Systemic vasculitic conditions can present with sino-nasal symptoms. Due to the immunosuppressive agents used to treat such conditions it is vital that an accurate diagnosis is obtained prior to treatment commencing. We present a series of patients with significant nasal destruction and a diagnostic dilemma between a true vasculitic condition and a pseudovasculitis as a result of cocaine use. We review the investigations that can help to determine a definitive diagnosis, multidisciplinary approach needed and discuss the treatment strategies employed in our patients.
pseudovasculitis, sino-nasal symptoms, vasculitic
Various systemic conditions including autoimmune, granulomatous, neoplastic, infective diseases as well as substance abuse can present with sino-nasal manifestations [1]. Due to the complexity of overlapping features, an accurate and prompt diagnosis poses a significant challenge for clinicians.
One particular area of difficulty surrounds the diagnostic uncertainty between a patient with cocaine induced midline destructive lesions (CIMDL’s) and true primary systemic necrotizing vasculitis (PSNV) induced midline destruction. Amongst the subtypes of PSNV, midline lesions occur in up to 90% cases of granulomatosis with polyangitis (GPA) [2]; up to 69% in Eosinophilic granulomatous polyangitis (eGPA) [3] and up to 30% microscopic polyarteritis (MPA) found in [4].
Antineutrophil cytoplasmic antibodies (ANCA) play an important but cumulative role in assisting the diagnosis; along with clinical presentation, imaging, urine analysis and histology. Vasculitides can often demonstrate different patterns of ANCA positivity. GPA is associated with a positive C-ANCA pattern/PR3 antigen with MPA and EGPA being associated with P-ANCA/MPO antigen. Using the combined ANCA and associated target a sensitivity of 85.5% and specificity of 98.6% [5] can be achieved. The time to seroconvert can lead to confusion since many patients with GPA may have false negative levels for some time, despite having a significant sensitivity and specificity.

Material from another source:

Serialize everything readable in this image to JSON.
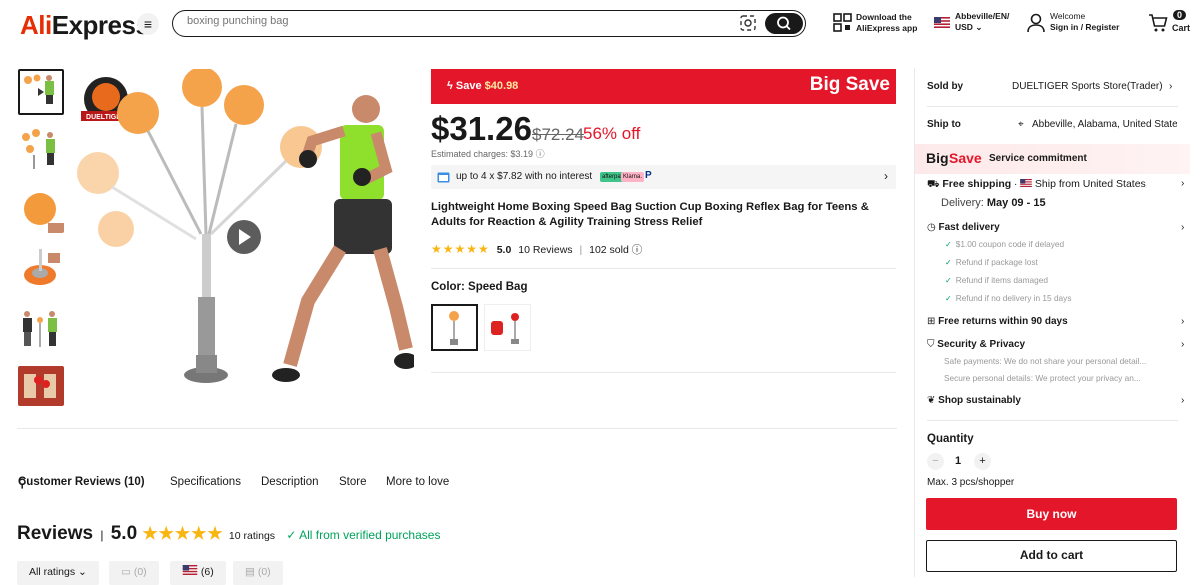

The presentation of pseudovasculitis, as a result of cocaine abuse, can be ubiquitous in both clinical findings as well as very similar serologicial results (positive ANCA levels) and a bewilderingly similar histological pattern. It is essential that an accurate diagnosis is made to prevent unnecessary exposure to immunosuppressants and also enable key decisions on management.
We present a series of three cases with a confirmed diagnosis of CIMDL. Data was collected from patient notes and online records. All three patients underwent the same investigative and management approach:
Step 1: Exclude systemic vasculitis
- Refer to rheumatology
- Urinalysis
- Bloods
- FBC, ESR, ANCA, Connective tissue screen, ACE, HIV, syphilis
Step 2: Determine extent of disease
- CT Sinus / CT Head and neck / CT thorax
Step 3: Restore some healthy nasal mucosa
- Saline + lubrication
Step 4: Consider associated problems
- Hearing aid referral
- Speech and swallowing: Maxillofacial surgeon assessment
Ethical considerations
Patient confidentiality was maintained throughout the review by anonymizing data
Patient one
A 50yr old female was referred to the ENT department with nasal regurgitation; significantly hyponasal speech and a bilateral deterioration in her hearing
Oropharyngeal inspection revealed a 3cm fistula to the right of midline arising from lateral to the incisive foramen anteriorly. Anterior rhinoscopy revealed an absent cartilaginous septum and partially eroded bony septum. The floor of the nose was found to be eroded bilaterally with only a thin layer of mucosa and the lack of visible normal lateral wall architecture. Significant crusting was present, but the post nasal space mucosa was healthy.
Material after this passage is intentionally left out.